At serious scale, yes. A gateway enforces real-time budget limits and routes traffic before tokens are spent. An observability tool gives you the post-call trace detail needed to understand why costs spiked — which user, which feature, which prompt version. A gateway alone tells you what you spent; an observability tool tells you why. They're complementary: most production teams settle on one of each.

What is LangSmith used for?

LangSmith is LangChain's observability and evaluation platform. It provides trace-level visibility into LangChain and LangGraph chains and agents — showing every LLM call, tool call, cost, latency, and input/output in a timeline view. Cost tracking is included in all LangSmith plans. It's tightly integrated with the LangChain ecosystem, which makes it the lowest-friction choice for teams already using LangChain.

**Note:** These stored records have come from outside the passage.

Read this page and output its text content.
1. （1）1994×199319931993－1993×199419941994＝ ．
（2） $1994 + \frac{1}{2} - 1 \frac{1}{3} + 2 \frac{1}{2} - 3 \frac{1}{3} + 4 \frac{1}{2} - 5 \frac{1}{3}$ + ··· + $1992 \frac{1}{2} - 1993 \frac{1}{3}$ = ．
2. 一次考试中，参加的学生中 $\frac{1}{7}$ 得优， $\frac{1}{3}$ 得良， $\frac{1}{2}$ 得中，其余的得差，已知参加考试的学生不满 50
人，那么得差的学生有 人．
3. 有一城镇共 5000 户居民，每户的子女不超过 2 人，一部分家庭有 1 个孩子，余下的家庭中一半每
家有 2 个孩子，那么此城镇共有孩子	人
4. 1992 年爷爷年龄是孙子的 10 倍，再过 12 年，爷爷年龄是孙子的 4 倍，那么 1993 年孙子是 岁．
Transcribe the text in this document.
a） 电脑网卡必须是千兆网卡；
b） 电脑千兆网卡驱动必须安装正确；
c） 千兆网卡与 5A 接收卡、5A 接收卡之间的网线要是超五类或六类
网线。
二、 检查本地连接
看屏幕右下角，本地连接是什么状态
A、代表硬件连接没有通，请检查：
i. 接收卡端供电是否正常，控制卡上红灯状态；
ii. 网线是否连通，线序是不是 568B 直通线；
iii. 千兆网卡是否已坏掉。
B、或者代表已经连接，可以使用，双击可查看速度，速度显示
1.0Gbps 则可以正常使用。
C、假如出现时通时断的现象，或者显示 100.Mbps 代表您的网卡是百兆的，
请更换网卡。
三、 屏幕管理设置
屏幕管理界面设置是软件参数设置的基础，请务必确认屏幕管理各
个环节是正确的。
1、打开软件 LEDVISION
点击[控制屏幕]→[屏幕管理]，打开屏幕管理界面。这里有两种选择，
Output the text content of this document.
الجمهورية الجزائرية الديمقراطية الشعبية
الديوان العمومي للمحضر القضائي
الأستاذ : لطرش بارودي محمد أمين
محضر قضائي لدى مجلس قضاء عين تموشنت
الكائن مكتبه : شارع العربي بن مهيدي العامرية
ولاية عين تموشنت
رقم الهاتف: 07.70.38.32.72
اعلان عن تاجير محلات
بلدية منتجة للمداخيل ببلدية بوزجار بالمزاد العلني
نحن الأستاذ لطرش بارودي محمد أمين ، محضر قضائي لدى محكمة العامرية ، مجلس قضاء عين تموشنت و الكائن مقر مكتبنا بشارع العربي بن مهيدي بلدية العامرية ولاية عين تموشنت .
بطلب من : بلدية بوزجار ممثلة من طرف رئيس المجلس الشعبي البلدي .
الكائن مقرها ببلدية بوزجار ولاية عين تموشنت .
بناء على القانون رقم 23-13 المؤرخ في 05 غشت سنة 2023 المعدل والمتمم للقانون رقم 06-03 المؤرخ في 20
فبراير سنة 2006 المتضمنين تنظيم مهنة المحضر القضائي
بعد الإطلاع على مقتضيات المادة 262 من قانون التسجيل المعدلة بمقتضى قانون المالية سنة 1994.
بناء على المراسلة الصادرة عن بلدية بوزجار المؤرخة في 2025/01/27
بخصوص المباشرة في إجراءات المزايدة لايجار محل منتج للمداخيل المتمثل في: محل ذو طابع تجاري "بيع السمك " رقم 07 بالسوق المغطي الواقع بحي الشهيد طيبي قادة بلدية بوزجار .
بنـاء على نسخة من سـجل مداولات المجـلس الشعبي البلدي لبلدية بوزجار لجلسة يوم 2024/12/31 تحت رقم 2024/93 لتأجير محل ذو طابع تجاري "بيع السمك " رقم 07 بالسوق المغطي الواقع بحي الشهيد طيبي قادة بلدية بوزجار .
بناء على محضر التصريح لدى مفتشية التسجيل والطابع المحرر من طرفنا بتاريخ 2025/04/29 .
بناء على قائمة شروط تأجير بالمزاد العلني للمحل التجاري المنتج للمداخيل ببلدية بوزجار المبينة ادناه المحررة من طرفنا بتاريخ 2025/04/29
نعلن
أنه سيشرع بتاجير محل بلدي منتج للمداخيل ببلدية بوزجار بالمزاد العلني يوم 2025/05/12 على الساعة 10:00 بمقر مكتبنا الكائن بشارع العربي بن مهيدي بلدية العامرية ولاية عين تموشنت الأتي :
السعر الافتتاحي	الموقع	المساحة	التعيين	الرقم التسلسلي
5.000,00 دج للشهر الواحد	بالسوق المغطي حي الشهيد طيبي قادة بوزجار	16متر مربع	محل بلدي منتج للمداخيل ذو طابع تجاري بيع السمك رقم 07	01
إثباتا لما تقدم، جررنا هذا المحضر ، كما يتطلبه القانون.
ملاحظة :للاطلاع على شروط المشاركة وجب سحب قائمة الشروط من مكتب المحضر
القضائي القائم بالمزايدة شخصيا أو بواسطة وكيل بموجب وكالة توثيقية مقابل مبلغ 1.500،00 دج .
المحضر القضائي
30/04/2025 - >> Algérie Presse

How does Datadog track LLM costs?

Datadog's LLM Observability module (GA as of 2025) captures token counts, cost estimates, latency, error rates, and evaluation metrics for LLM calls. It integrates via an SDK or auto-instrumentation for OpenAI, Anthropic, and other providers. Cost data flows into the same dashboards as your existing infra metrics, making it easy to correlate LLM spend spikes with engineering incidents. The trade-off is price: Datadog is the most expensive option at scale, and its LLM-specific features are shallower than dedicated tools.

When should I add a FinOps tool on top of LLM observability?

When your LLM spend exceeds roughly $50K/month and you need cross-cloud cost allocation, chargeback reporting for internal teams, or FinOps-standard tagging for board-level reporting. Below that threshold, the cost attribution from a gateway + observability stack is usually sufficient. Tools like Vantage, CloudZero, or OpenMeter operate at the billing/cloud layer — useful for enterprise finance teams but overkill for most engineering-led cost tracking.